Over the last few decades, the art world in Trinidad — one of the Caribbean‘s key art locations — has increasingly divided into two hemispheres. The first, driven by a handful of galleries and collectors, is both commercial and conservative, with highest praise (and prices) reserved for paintings of traditional subjects like landscapes and still lifes, alongside tasteful “abstract” works. The other, centred on artist-led initiatives and embracing a range of other contemporary media — installation, video, sound, conceptual work — is characterised by experiment and improvisation, and attracts international critical attention.
For ten years, up to 2007, the leading contemporary art institution in Trinidad was the non-profit Caribbean Contemporary Arts (CCA), which offered studio and exhibition space and organised a series of influential artist residencies and exchanges. But in mid-2007, after a long struggle to secure adequate funding, CCA shut down (as it announced in its blog-format online journal, Art Papers). Many Trinidadian artists reacted initially with consternation, but the two years since then have seen a new blossoming of small but energetic art projects and collectives. And a number of younger artists are making canny use of online media like blogs and image-hosting sites like Flickr to exhibit their work online, discuss ideas and practice, and generate critical dialogue.
A recent and important contemporary art node is Alice Yard, an experimental creative space in the backyard of an old house in the Woodbrook neighbourhood of Port of Spain. The Alice Yard blog is a sort of journal of events staged there, which have included musical and theatre performances, artists’ projects, and discussions. Some artists who have shown work at Alice Yard also document their work via blogs, including Marlon Darbeau, Michelle Isava, Adam Williams, Jaime Lee Loy, and Nikolai Noel. (Lee Loy and Noel, together with a third artist, Marlon Griffith, have also worked collaboratively.)
Alice Yard was one of ten locations for the recent EroticArtTT, the first Trinidad and Tobago Erotic Art Week, which included work by several dozen artists. One organiser of the programme, artist Richard Rawlins, also produces an art and design e-magazine, Draconian Switch (published approximately monthly), downloadable in PDF format. Another, architect Terry Smith — who works with the architectural firm co-rd, one of the directors of which is Sean Leonard, the man behind Alice Yard — started a new project in 2008 called INDIgroove, a series of video interviews with Trinidadian artists, musicians, writers, and others. Other members of this creative network include Rodell Warner, who blogs at Freepaper, Brianna McCarthy (Passionfruit), Tanya Marie Williams, and Anderson Mitchell (Bleedart).

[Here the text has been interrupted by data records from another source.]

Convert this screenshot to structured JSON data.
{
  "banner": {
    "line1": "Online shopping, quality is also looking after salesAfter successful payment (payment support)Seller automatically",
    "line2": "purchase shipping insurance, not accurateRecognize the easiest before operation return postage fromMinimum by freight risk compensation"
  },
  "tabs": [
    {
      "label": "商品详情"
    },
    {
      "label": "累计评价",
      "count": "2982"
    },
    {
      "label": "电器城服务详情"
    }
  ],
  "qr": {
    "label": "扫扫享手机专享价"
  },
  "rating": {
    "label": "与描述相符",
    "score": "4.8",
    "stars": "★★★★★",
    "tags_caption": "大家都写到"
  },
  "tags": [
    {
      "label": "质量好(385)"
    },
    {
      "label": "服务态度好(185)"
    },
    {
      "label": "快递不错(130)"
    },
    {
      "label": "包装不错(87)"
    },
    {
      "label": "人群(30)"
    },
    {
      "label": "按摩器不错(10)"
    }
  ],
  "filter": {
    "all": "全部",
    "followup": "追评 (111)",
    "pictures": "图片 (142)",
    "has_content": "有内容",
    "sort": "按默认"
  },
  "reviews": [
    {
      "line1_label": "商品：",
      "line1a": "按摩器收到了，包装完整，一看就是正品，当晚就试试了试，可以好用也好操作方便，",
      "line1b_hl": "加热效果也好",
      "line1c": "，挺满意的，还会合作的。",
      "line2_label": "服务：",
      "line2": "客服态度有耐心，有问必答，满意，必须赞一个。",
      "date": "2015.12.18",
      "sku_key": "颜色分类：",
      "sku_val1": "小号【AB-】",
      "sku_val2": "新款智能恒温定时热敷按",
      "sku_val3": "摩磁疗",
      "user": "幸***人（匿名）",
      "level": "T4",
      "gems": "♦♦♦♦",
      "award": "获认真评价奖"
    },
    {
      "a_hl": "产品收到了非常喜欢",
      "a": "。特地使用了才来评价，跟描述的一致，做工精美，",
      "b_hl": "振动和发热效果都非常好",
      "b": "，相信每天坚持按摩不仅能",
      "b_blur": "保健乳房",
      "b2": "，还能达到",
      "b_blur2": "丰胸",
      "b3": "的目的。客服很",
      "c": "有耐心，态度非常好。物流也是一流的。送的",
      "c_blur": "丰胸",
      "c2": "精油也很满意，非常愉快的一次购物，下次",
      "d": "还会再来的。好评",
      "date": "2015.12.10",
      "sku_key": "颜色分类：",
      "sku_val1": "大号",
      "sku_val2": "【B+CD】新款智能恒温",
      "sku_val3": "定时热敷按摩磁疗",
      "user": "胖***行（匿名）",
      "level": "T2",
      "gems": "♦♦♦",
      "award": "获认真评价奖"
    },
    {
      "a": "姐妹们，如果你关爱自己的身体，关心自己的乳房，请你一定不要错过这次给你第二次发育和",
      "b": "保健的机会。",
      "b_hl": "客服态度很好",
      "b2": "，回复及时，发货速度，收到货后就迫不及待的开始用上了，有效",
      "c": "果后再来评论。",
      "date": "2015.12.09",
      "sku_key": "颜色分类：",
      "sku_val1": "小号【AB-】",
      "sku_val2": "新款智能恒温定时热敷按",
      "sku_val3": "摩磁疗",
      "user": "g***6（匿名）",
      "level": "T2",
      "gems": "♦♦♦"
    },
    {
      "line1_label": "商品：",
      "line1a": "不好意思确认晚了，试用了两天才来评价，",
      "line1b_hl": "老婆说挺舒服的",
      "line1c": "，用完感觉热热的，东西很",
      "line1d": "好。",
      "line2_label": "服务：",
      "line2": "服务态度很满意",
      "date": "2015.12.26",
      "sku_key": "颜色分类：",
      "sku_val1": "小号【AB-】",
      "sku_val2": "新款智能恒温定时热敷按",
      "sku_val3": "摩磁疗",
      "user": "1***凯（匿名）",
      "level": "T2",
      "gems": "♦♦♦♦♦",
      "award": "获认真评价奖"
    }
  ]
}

What most of these projects and individual artists have in common is an emphasis on experimentation without the pressure to produce immediately salable artworks, and mutual collaboration to compensate for the absence of major contemporary art institutions offering funding and other support. Instead of formal galleries, they use available free spaces; instead of publishing expensive catalogues, they document their work online; and with no art press to publicise their projects and events, they depend heavily on existing social networks such as Facebook. (For example, an animated music video made by artist Wendell McShine for the band 12 spread quickly among Trinidadian Facebook network members.) The result is an energetic and often anarchic art scene with no single centre or arbiter.
And with the Trinidadian press providing very little serious cultural coverage, critical discussion of this work is increasingly happening online as well. The artist Adele Todd runs a blog, SexyPink, intended as “a forum that addresses elements of Caribbean Art pertaining to its history and contemporary relevancy”, with short essays and interviews — in a recent post, she spoke to young artist Alicia Milne; another post contains selections from the sketchbooks of Richard Rawlins. Todd also collaborates with artist Richard Bolai on The Bookmann, a blog offering occasional art reviews as well as Bolai's original artwork. And artist Christopher Cozier curates the SXspace blog — a site focusing on Caribbean artists — for the journal Small Axe, with frequent reviews and essays.